Here’s the thing that could ignite a huge BTC rally as Bitcoin holds onto $19K

As markets await tech earnings, Bitcoin ( BTC ) fell with US equities during the Oct. 19, Wall Street Open.


BTC/USD 1-hour candle charts (Bitstamp). Source: TradingView

Inflation in the Eurozone at an all-time high

Data from Cointelegraph Markets Pro, and tradingView showed that BTC/USD was at $19,000 after falling steadily over the overnight.

The pair was still stuck in a narrow range and offered no cues for traders looking to make short-term gains. However, some sources claimed that current levels were solid buy levels.

“With few calendar events until the next FOMC early November, crypto continuing lag behind equities and skews close flat, protective downside mechanisms are the cheapest levels that they have been since June,” QCP Capital, a trading firm, stated to Telegram channel subscribers.

QCP Capital was referring specifically to the U.S. Federal Reserve’s Federal Open Market Committee meeting, where a decision would be made on interest rate increases.

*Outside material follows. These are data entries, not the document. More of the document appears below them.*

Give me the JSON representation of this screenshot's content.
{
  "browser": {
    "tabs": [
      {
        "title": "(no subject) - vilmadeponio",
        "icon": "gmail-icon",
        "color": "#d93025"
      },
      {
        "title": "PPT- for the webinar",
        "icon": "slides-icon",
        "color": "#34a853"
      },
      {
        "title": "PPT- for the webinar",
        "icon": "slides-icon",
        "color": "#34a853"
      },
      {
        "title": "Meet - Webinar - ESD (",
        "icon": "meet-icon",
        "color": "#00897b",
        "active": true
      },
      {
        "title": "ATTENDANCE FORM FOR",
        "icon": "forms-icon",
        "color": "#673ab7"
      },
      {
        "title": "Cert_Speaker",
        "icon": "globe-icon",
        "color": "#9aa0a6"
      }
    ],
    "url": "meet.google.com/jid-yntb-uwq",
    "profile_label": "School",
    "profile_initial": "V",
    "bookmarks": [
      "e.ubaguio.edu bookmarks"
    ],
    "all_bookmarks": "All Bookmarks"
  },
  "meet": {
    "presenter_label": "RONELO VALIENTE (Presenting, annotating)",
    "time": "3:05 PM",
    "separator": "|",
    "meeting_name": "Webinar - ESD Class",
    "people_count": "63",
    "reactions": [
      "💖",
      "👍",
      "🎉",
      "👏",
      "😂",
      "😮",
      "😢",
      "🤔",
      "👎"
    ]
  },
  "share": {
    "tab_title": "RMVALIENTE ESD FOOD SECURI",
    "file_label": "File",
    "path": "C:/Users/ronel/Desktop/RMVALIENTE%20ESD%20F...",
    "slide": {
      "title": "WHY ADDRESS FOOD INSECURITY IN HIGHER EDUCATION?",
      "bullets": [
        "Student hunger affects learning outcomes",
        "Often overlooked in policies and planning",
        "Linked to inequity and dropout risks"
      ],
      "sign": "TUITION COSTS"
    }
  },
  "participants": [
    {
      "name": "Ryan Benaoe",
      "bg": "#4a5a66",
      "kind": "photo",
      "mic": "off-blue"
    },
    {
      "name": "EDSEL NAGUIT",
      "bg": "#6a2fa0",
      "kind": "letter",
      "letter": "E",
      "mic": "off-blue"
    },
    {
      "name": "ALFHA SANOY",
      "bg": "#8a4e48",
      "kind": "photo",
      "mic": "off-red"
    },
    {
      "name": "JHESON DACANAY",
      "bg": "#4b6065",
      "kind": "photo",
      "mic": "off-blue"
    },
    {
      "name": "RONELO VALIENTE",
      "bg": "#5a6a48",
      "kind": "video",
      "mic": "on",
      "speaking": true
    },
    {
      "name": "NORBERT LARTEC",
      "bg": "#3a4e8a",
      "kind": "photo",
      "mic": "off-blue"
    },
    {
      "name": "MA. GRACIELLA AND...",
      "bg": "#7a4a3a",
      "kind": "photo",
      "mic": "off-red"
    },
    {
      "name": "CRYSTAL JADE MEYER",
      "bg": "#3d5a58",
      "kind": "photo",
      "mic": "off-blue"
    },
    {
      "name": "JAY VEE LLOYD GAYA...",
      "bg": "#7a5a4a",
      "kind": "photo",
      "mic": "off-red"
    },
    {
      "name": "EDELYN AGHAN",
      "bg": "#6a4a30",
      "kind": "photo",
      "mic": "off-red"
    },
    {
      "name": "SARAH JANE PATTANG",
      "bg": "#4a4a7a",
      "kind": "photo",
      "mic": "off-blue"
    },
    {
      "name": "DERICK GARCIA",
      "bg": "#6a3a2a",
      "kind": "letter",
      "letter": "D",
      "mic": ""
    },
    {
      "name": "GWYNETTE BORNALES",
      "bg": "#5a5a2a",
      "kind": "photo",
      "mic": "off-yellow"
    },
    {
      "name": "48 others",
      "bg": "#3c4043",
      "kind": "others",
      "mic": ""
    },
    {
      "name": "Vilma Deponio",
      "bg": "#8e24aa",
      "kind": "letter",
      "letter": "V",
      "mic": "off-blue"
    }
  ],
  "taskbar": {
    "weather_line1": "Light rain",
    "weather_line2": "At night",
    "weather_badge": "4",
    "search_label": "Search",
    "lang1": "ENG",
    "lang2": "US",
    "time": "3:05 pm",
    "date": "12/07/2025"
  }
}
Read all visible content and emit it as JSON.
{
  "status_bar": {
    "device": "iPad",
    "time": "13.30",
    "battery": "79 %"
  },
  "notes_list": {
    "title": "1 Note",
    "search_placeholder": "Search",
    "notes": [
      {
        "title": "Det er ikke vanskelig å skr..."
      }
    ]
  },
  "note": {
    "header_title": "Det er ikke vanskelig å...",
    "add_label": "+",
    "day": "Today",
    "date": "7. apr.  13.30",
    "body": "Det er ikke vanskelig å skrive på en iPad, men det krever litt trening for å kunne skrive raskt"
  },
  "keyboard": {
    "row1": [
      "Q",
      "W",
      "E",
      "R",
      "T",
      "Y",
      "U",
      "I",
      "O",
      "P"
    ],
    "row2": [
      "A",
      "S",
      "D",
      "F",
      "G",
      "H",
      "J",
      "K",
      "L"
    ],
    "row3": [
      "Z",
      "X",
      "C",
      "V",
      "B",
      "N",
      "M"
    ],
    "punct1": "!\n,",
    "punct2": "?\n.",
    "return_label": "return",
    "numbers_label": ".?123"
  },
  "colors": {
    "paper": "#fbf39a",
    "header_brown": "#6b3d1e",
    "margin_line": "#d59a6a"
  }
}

These numbers could cause volatility in risk assets, as the U.S. is more influential in crypto markets than any other nation when it comes to inflation.

The United Kingdom saw a 40-year-old high in year-on–year inflation. It reached 10.1% on September 1st as food prices took their toll. Similar results were seen in the eurozone, where September’s annual inflation reached 10.9% — the highest recorded.

“Inflation in the euro area was 9.9% in September 2022. This is an increase from 9.1% in August. A year earlier, the rate was 3.4%,” a statement from Eurostat confirmed.

“The European Union’s annual inflation rate was 10.9% in September 2022. This is an increase of 10.1% from August. The rate was 3.6% a year earlier. These numbers are published by Eurostat (the statistical office of European Union).


Eurozone annual inflation rates chart (screenshot). Source: Eurostat

Analyst eyes dollar parabola break

The Japanese yen was also on track to reach the psychologically significant 150-per-dollar level.

The U.S. dollar Index (DXY), which aims to reach 113 within an overall consolidation structure, climbed on Tuesday.

Similar: Pre-breakout of 2020, but analysts disagree on whether this time is different


U.S. dollar index (DXY) 1-hour candle chart. Source: TradingView

A day earlier, Kevin Svenson, a market analyst, made bold predictions for the dollar, suggesting that Bitcoin would experience explosive growth if the DXY2022 “parabola,” is finally broken down.

He summarized, “The $DXY will soon break below the parabola folks.”

“If it does, a massive BTC rally will likely occur.”


U.S. dollar index (DXY) chart with parabola lines shown. Source: Kevin Svenson/ Twitter

These views and opinions are the author’s and do not necessarily reflect those of Cointelegraph.com. You should do your research before making any investment or trading decision.